A comment in A007018 a(n) = a(n-1)^2 + a(n-1), a(0)=1 claims

Subsequence of squarefree numbers (A005117). - Reinhard Zumkeller, Nov 15 2004

Is it really so?

As far as I know, it is open problem if a polynomial $f \in \mathbb{Z[x]}$ of degree $\ge 5$ can be squarefree infinitely often (some source require $f$ to be irreducible).

If the OEIS comment is correct, the sequence will give infinite family of (irreducible) polynomials which are squarefree infinitely often.

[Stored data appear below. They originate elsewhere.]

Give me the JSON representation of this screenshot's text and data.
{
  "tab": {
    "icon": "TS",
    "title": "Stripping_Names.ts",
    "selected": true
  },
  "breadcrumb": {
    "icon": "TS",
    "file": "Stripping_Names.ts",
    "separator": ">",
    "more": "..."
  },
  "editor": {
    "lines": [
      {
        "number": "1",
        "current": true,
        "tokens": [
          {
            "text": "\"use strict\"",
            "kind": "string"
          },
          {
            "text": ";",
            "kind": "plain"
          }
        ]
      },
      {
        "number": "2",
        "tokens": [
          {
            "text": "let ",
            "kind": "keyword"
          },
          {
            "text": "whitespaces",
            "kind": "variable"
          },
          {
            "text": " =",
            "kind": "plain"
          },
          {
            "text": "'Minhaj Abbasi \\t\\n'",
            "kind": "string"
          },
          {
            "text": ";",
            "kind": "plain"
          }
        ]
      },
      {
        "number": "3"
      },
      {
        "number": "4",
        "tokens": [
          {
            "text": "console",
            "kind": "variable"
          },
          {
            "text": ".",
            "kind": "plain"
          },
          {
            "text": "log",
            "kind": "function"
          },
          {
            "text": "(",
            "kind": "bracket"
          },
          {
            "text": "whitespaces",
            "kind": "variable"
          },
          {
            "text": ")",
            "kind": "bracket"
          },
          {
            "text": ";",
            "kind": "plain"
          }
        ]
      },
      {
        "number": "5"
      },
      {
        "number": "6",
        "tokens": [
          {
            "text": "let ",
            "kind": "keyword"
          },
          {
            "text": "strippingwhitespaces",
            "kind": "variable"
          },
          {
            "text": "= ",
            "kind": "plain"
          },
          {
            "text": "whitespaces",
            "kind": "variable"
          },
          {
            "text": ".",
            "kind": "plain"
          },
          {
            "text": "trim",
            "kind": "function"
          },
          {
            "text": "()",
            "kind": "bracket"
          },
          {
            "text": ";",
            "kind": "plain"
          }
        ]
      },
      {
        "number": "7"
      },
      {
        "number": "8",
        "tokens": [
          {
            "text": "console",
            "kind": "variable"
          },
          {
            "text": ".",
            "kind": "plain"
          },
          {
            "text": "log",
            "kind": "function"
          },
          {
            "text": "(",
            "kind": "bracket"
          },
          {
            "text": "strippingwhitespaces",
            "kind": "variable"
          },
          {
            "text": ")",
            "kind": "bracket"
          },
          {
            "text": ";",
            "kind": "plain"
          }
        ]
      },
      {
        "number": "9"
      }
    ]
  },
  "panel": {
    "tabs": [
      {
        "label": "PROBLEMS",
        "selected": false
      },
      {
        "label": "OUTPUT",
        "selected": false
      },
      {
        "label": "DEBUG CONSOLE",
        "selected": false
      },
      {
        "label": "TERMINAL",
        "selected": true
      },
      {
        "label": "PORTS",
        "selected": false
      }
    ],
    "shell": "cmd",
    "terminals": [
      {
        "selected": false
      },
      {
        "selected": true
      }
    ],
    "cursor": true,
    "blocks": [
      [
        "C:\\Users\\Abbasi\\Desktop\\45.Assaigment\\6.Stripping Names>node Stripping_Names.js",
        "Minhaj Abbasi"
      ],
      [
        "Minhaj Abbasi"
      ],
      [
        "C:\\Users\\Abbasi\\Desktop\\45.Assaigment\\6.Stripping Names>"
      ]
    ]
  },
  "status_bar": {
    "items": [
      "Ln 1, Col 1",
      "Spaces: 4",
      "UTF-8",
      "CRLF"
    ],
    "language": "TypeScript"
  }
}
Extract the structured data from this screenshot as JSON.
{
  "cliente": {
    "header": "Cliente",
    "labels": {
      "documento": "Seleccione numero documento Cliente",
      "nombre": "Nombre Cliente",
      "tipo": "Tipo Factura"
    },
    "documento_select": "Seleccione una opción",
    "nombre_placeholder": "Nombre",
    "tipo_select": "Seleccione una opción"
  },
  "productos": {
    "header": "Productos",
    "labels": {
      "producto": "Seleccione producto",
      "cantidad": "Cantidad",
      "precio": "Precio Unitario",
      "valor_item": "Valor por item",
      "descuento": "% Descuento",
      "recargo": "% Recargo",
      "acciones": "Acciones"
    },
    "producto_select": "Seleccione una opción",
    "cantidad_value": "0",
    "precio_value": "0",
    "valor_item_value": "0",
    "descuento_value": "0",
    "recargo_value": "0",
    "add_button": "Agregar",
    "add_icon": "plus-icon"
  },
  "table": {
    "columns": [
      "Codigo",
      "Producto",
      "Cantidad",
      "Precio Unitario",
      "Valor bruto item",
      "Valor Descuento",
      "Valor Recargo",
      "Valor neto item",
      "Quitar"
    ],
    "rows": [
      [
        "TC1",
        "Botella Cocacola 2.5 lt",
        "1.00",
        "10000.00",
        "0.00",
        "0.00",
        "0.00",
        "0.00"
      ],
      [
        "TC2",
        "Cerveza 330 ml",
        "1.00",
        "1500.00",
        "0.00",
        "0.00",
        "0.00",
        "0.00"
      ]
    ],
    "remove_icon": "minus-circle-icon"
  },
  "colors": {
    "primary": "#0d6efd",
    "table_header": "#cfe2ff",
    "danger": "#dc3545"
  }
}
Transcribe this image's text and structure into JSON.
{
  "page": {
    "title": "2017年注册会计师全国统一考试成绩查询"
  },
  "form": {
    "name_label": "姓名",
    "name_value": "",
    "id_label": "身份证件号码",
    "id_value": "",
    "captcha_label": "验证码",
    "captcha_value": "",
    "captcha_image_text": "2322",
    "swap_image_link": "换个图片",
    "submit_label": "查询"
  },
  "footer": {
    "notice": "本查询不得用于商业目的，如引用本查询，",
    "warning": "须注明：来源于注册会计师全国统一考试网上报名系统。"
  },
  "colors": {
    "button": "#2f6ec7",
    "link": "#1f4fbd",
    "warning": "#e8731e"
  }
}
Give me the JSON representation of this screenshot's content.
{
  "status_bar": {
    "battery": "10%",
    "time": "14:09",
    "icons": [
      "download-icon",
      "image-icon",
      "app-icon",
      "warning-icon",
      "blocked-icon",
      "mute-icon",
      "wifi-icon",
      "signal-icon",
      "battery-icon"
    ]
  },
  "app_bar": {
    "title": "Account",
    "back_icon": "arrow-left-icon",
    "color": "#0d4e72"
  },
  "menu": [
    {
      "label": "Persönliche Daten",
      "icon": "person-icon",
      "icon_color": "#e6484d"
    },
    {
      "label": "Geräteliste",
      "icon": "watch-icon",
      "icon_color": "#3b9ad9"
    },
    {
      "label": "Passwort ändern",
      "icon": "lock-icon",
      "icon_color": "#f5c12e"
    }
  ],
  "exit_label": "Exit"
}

Let $a_n$ is OEIS A007018. Set $a_n = x$ and $$f(x)=a_{n+4}=x \cdot (x + 1) \cdot (x^{2} + x + 1) \cdot (x^{4} + 2 x^{3} + 2 x^{2} + x + 1) \\\\ \cdot (x^{8} + 4 x^{7} + 8 x^{6} + 10 x^{5} + 9 x^{4} + 6 x^{3} + 3 x^{2} + x + 1)$$

$f(a_n)=a_{n+4}$ will be squarefree infinitely often (including the irreducible degree 8 factor) and iterating $x \mapsto x^2+x$ will produce infinite family of polynomials with this property.

Added For reference of squarefree values of polynomials the search terms are square free values of polynomials. E.g. here p.1 and here 11. Squarefree values of polynomials.